If you and your spouse are parents facing divorce, child custody matters will be of utmost importance.
How much will the preference of your 11-year-old son impact the decision of the judge overseeing your case?
In awarding custody of a minor child in a divorce case, the major factors the court will consider include whether there has been any history of child abuse or criminal convictions. The court must also decide which of the parents appears better able to facilitate a relationship between the child and the other parent.
In 2011, a Pennsylvania law established 16 specific points a judge must use in order to decide child custody. Highlights include:
- The preference of the child
- The parent more likely to provide a “loving, stable, consistent, and nurturing relationship”

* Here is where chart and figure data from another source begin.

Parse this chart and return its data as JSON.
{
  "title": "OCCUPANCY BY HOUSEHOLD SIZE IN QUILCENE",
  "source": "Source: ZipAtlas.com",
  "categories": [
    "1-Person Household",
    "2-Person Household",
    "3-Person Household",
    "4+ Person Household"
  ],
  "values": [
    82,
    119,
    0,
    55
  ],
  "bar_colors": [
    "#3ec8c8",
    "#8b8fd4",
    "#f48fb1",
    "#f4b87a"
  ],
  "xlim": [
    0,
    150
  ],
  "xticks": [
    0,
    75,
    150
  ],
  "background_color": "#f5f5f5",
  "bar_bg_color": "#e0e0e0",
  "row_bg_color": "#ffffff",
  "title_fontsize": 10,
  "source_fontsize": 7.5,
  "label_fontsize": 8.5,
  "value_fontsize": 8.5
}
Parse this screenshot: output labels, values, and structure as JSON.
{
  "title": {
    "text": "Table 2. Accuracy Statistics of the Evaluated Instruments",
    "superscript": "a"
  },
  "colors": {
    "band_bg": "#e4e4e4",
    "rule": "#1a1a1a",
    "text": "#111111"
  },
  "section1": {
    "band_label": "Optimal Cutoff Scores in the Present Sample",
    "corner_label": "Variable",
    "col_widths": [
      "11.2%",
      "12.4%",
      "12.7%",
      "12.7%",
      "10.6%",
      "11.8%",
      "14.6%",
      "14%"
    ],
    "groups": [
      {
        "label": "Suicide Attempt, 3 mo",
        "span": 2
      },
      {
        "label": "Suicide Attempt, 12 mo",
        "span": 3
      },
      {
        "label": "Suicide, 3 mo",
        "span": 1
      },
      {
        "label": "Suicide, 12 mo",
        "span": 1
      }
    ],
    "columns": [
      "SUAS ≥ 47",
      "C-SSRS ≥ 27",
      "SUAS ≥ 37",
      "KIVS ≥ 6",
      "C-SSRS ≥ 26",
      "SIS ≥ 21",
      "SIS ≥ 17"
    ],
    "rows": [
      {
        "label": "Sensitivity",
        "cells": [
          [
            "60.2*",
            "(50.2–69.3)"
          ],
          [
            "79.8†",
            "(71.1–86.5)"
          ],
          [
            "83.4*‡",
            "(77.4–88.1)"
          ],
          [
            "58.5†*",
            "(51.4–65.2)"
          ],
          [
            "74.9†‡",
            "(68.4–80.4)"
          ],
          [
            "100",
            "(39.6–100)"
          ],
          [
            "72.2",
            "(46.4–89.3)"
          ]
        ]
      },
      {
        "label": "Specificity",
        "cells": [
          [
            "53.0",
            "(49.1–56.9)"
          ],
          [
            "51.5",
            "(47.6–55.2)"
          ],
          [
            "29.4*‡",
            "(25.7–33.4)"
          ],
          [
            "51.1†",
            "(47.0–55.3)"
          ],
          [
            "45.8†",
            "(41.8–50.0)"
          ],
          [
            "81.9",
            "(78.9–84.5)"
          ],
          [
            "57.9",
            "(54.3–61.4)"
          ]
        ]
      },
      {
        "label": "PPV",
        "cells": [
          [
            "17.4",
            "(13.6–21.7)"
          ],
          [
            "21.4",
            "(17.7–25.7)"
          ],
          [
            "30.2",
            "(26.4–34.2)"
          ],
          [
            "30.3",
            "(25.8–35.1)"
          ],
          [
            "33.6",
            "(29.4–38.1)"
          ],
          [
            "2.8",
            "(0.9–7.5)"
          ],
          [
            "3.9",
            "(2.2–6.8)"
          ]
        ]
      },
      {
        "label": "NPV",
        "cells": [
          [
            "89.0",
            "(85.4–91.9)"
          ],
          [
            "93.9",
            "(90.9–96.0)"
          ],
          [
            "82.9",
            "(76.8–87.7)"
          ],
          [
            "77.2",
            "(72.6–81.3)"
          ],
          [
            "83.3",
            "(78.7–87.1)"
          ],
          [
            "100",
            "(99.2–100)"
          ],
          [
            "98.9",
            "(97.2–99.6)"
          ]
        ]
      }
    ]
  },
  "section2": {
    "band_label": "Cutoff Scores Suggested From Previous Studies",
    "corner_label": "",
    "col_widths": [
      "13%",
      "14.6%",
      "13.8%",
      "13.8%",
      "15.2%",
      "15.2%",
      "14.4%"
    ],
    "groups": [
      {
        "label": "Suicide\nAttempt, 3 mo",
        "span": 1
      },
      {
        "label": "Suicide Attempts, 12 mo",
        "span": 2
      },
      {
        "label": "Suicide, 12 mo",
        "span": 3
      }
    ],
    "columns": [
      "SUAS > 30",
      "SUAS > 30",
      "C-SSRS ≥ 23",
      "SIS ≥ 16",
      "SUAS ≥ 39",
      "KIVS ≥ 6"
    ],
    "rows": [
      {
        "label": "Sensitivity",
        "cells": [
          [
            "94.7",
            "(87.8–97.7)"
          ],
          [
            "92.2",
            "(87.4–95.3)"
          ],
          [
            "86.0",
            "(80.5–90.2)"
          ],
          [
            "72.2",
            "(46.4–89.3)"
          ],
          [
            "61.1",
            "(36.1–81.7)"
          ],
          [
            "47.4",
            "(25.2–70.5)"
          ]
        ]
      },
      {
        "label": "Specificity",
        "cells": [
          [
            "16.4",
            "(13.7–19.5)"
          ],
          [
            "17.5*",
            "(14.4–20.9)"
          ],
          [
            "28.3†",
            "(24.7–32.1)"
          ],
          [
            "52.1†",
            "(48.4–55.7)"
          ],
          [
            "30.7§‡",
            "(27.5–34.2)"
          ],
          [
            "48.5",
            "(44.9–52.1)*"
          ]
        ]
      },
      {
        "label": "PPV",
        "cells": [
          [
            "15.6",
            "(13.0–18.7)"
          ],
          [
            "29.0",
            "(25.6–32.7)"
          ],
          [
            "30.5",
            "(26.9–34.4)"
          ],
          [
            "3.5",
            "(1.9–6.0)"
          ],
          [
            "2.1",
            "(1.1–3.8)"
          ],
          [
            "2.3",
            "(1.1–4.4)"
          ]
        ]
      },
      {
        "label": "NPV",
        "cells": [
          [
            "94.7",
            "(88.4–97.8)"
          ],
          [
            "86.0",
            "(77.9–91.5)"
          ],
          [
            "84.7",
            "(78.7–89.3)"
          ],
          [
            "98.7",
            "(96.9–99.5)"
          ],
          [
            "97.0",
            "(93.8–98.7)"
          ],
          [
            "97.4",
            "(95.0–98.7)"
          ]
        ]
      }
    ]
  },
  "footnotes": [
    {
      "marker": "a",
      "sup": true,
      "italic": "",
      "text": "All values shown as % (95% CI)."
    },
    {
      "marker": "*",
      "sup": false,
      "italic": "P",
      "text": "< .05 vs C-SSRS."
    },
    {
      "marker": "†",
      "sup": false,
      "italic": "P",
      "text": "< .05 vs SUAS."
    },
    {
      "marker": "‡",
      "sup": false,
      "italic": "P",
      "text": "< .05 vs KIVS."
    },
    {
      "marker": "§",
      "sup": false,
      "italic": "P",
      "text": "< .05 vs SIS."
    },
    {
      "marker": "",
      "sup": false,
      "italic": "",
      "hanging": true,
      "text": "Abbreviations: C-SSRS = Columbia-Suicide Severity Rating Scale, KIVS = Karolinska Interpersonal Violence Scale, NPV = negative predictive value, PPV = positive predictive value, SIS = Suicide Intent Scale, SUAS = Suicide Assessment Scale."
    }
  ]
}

- The parent more likely to provide for the emotional, physical and developments needs of the child
- Whether a conflict exists that would affect co-parent cooperation in raising the child
- Whether the parents live in close proximity to one another
- The physical and mental state of every member of the household
Best interests of the child
If divorcing parents cannot come to agreement on child custody, the court may require that they undergo counseling. Taking the recommendations of the counselor into consideration, the judge may award either sole or joint custody. The decision, however, always focuses on the best interests of the child. If your 11-year-old son shows a level of maturity and judgment, the judge may also give weight to his opinions and preferences in determining child custody.